To sign up to receive electronic updates about the NHLPA program, please visit the GSA Office of Real Property Utilization and Disposal.
Administering the NHLPA involves several Federal and State agencies that play different roles in transferring surplus historic light stations to new owners:
- The U.S. Coast Guard (USCG), and other Federal agencies, identify and report historic light stations to be excessed through the NHLPA process. These agencies also make available condition reports, maintenance records, and related documentation on these properties to the other agencies involved in the process as well as to prospective applicants.
- The General Services Administration (GSA) issues Notices of Availability (NOA) on historic light stations available for transfer, and works with the USCG to arrange open houses at the properties. In addition, GSA initiates Section 106 review with State Historic Preservation Officers, conducts environmental reviews in compliance with the National Environmental Policy Act (NEPA) and the Coastal Zone Management Act as applicable, and develops and executes conveyance documents. In the event that no applicant is approved to receive the historic light station, GSA may sell the property in accordance with procedures outlined in NHLPA (54 USC 305106) (formerly at 16 USC 470w-8).

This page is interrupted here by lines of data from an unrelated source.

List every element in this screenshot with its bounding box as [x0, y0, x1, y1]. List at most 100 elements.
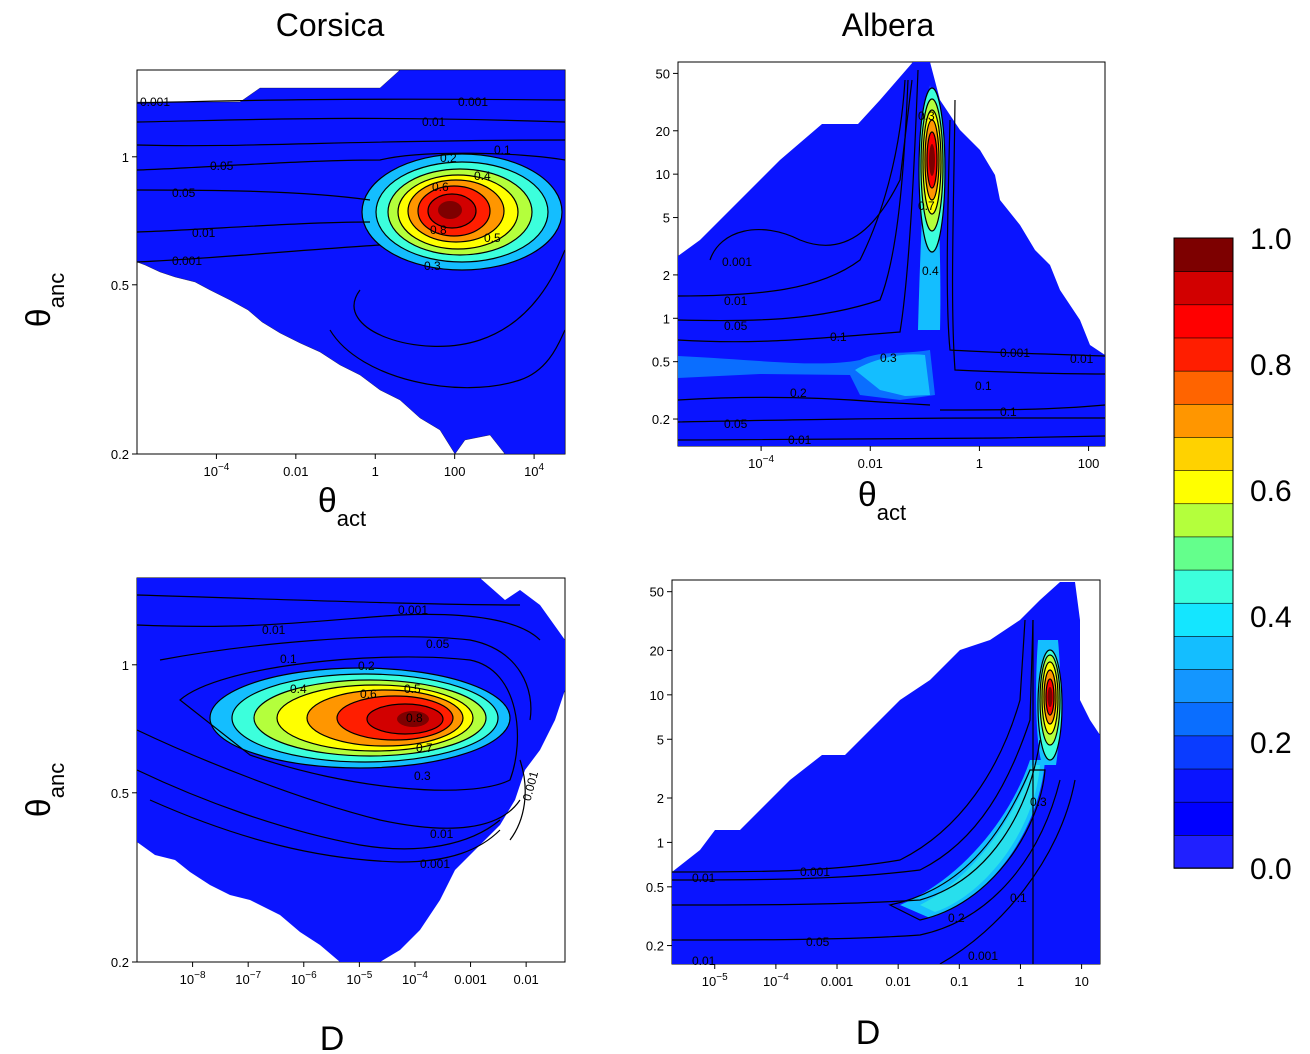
x-axis-ticks: 10−4 0.01 1 100 — [748, 446, 1099, 471]
colorbar-label: 0.4 — [1250, 601, 1292, 634]
x-tick-label: 0.01 — [886, 974, 911, 989]
colorbar-label: 0.8 — [1250, 349, 1292, 382]
panel-corsica-theta-act: Corsica — [20, 7, 566, 531]
contour-label: 0.1 — [1010, 891, 1027, 905]
x-tick-label: 100 — [1078, 456, 1100, 471]
contour-label: 0.4 — [474, 169, 491, 183]
y-tick-label: 5 — [663, 211, 670, 226]
contour-label: 0.2 — [358, 659, 375, 673]
y-tick-label: 0.2 — [652, 412, 670, 427]
contour-label: 0.05 — [172, 186, 196, 200]
contour-label: 0.8 — [406, 711, 423, 725]
x-axis-ticks: 10−4 0.01 1 100 104 — [203, 454, 545, 479]
contour-label: 0.001 — [398, 603, 428, 617]
contour-label: 0.001 — [722, 255, 752, 269]
colorbar-swatch — [1173, 834, 1234, 869]
y-axis-ticks: 0.2 0.5 1 — [111, 658, 137, 970]
panel-corsica-d: 0.001 0.01 0.05 0.1 0.2 0.4 0.6 0.5 0.8 … — [20, 577, 566, 1054]
contour-label: 0.05 — [426, 637, 450, 651]
contour-label: 0.01 — [1070, 352, 1094, 366]
colorbar-frame — [1173, 237, 1234, 869]
contour-lines — [677, 69, 1106, 441]
probability-field — [137, 578, 565, 962]
contour-label: 0.7 — [416, 741, 433, 755]
contour-label: 0.2 — [440, 151, 457, 165]
contour-label: 0.1 — [975, 379, 992, 393]
contour-label: 0.5 — [404, 682, 421, 696]
x-tick-label: 10 — [1074, 974, 1088, 989]
contour-label: 0.01 — [422, 115, 446, 129]
contour-label: 0.1 — [830, 330, 847, 344]
y-tick-label: 0.2 — [111, 447, 129, 462]
x-axis-label: D — [856, 1014, 881, 1052]
contour-label: 0.01 — [692, 871, 716, 885]
contour-labels: 0.001 0.001 0.01 0.05 0.05 0.01 0.001 0.… — [140, 95, 511, 273]
x-tick-label: 104 — [524, 462, 544, 479]
y-axis-label: θanc — [20, 273, 69, 327]
contour-label: 0.1 — [280, 652, 297, 666]
y-tick-label: 10 — [650, 688, 664, 703]
contour-label: 0.001 — [968, 949, 998, 963]
contour-label: 0.4 — [922, 264, 939, 278]
y-axis-ticks: 0.2 0.5 1 — [111, 150, 137, 462]
x-tick-label: 10−7 — [235, 970, 261, 987]
y-tick-label: 0.5 — [652, 355, 670, 370]
y-tick-label: 20 — [656, 124, 670, 139]
y-axis-ticks: 0.2 0.5 1 2 5 10 20 50 — [652, 66, 678, 427]
x-axis-ticks: 10−8 10−7 10−6 10−5 10−4 0.001 0.01 — [180, 962, 539, 987]
contour-label: 0.01 — [788, 433, 812, 447]
x-axis-label: θact — [318, 482, 366, 531]
panel-albera-theta-act: Albera — [652, 7, 1106, 525]
probability-field — [672, 582, 1100, 964]
contour-label: 0.01 — [430, 827, 454, 841]
x-tick-label: 1 — [372, 464, 379, 479]
x-tick-label: 0.001 — [821, 974, 854, 989]
colorbar-swatch — [1173, 536, 1234, 571]
contour-label: 0.01 — [192, 226, 216, 240]
x-tick-label: 0.01 — [513, 972, 538, 987]
colorbar-swatch — [1173, 668, 1234, 704]
contour-label: 0.7 — [918, 199, 935, 213]
x-tick-label: 10−4 — [763, 972, 789, 989]
x-tick-label: 100 — [444, 464, 466, 479]
x-tick-label: 0.1 — [950, 974, 968, 989]
y-axis-ticks: 0.2 0.5 1 2 5 10 20 50 — [646, 585, 672, 954]
contour-label: 0.05 — [724, 319, 748, 333]
colorbar-swatch — [1173, 602, 1234, 637]
x-axis-ticks: 10−5 10−4 0.001 0.01 0.1 1 10 — [702, 964, 1089, 989]
contour-label: 0.2 — [948, 911, 965, 925]
x-tick-label: 0.01 — [858, 456, 883, 471]
contour-label: 0.3 — [424, 259, 441, 273]
contour-label: 0.01 — [724, 294, 748, 308]
colorbar-swatch — [1173, 403, 1234, 438]
colorbar-swatches — [1173, 237, 1234, 869]
y-tick-label: 1 — [657, 835, 664, 850]
x-tick-label: 10−4 — [748, 454, 774, 471]
x-tick-label: 10−5 — [702, 972, 728, 989]
contour-label: 0.01 — [692, 954, 716, 968]
contour-lines — [136, 594, 541, 863]
colorbar-swatch — [1173, 270, 1234, 306]
colorbar-swatch — [1173, 436, 1234, 471]
y-tick-label: 50 — [656, 66, 670, 81]
contour-label: 0.2 — [790, 386, 807, 400]
colorbar-swatch — [1173, 701, 1234, 737]
x-tick-label: 10−4 — [402, 970, 428, 987]
colorbar-swatch — [1173, 768, 1234, 803]
x-tick-label: 1 — [1017, 974, 1024, 989]
colorbar-swatch — [1173, 502, 1234, 538]
y-tick-label: 0.2 — [646, 939, 664, 954]
colorbar-swatch — [1173, 337, 1234, 372]
panel-albera-d: 0.01 0.001 0.05 0.01 0.2 0.1 0.3 0.001 1… — [646, 579, 1101, 1052]
y-tick-label: 0.2 — [111, 955, 129, 970]
contour-label: 0.1 — [494, 143, 511, 157]
contour-label: 0.3 — [880, 351, 897, 365]
y-tick-label: 2 — [657, 791, 664, 806]
contour-label: 0.8 — [430, 223, 447, 237]
x-tick-label: 10−5 — [346, 970, 372, 987]
y-tick-label: 0.5 — [111, 786, 129, 801]
contour-label: 0.001 — [458, 95, 488, 109]
y-tick-label: 1 — [122, 658, 129, 673]
colorbar-label: 1.0 — [1250, 223, 1292, 256]
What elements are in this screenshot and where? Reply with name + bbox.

- The National Park Service (NPS) of the Department of the Interior, acting on behalf of the Secretary of the Interior (Secretary), provides applications to interested parties, and reviews and evaluates submitted applications. The Secretary recommends a single suitable applicant to GSA or indicates that no suitable applicant was found.
- The State Historic Preservation Officers (SHPO) are consulted during the review of applications and after the transfer of ownership takes place (54 USC 305106) (formerly at 16 USC 470w-8).